Dan Satterberg has always been a reform-minded prosecutor who has favored diversion for low-level crimes over incarceration, and frequently has been on the leading edge of programs more associated with progressive Democrats than “law and order” Republicans. A moderate Republican who became a Democrat, Satterberg learned from his mentor, former Prosecutor Norm Malang, that prison isn’t always the right answer and community programs leading toward rehabilitation could be just as big an influence.
Satterberg has not had a challenger since he was elected 11 years ago, and has been considered almost unbeatable.
But this year he faces an aggressive opponent for the non-partisan position in Democrat and former public defender Daron Morris. This past week they brought their traveling debate show to Federal Way at the invitation of the 30th District Democrats.
Morris believes that ability to pay should be part of determining bail, and that unsecured bonds (a promise to pay) should be considered in some circumstances, while Satterberg believes that the likelihood of reoffending and returning for court dates are more important when considering bail. Although Satterberg would like to use GPS or texting for some crimes to follow-up and remind them to show up for hearings. He noted that judges have the final say.
The two also disagree on the new County Youth Detention Center. Satterberg supports the facility as he believes defendants need accountability and a place is needed for violent offenders. Morris is opposed to the facility and would like to see the money spent on community programs.
Morris is critical of the disproportionate number of people of color arrested and believes the system is set up against them. Satterberg disagrees and supports diversion programs such as the Enforced Assisted Diversion Program, LEAD, for low-level drug and prostitution crimes. Morris doesn’t think that is enough. The program was developed by prosecutors, police, social advocates and public defenders. County Executive Dow Constantine recently announced $3.1 million in support for the LEAD program and expansion to communities outside Seattle as part of his budget proposals.
In support of that effort Satterberg does not pursue drug crimes under one gram as he believes help through community-based programs rather than prosecution is of more benefit to the community. Morris wants to decriminalize sex work. In an area of rare agreement both support safe injection sites.
Satterberg has opposed pursuing civil crimes that become criminal only because a resident doesn’t pay the fine. He prefers matters to remain a civil issue rather than subject a resident to criminal charges and a police record. In some cases they can’t pay and adding a criminal charge subjects them to jail time, which could result in a job loss.

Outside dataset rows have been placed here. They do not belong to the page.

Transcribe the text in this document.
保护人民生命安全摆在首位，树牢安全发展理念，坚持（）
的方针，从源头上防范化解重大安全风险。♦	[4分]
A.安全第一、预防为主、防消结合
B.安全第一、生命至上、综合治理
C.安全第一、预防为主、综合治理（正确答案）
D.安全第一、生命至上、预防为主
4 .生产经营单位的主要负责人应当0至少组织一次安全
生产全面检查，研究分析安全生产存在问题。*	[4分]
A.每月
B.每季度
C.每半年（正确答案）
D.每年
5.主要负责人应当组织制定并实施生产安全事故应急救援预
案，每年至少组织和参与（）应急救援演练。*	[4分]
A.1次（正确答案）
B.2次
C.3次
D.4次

Further Satterberg says that by working with school districts juvenile detention has been reduced.
This is an interesting race between two Democrats as Morris is challenging Satterberg from the left of the political spectrum and appearing to claim Satterberg is not liberal enough. A challenge from the law and order right is what you would usually expect. Historically Satterberg has been able to run successfully in Democratic Seattle time after time, even though voters knew he was a Republican. His reputation as a reformer has won him support. But while the two candidates were speaking to fellow Democrats, their comments were televised for a broader audience thus potentially raising more voter interest.
Satterberg has raised over $150,000 and when added to a leftover fund brings his total to $271,277. Much of it is available for the closing weeks of the race. Morris has raised $49,857 and has approximately $45,000 left.
As the incumbent with a good reputation and the ability to raise more campaign donations, Satterberg entered the race as the favorite. Nothing has changed that, but Morris is working very hard with limited resources to make this a competitive race.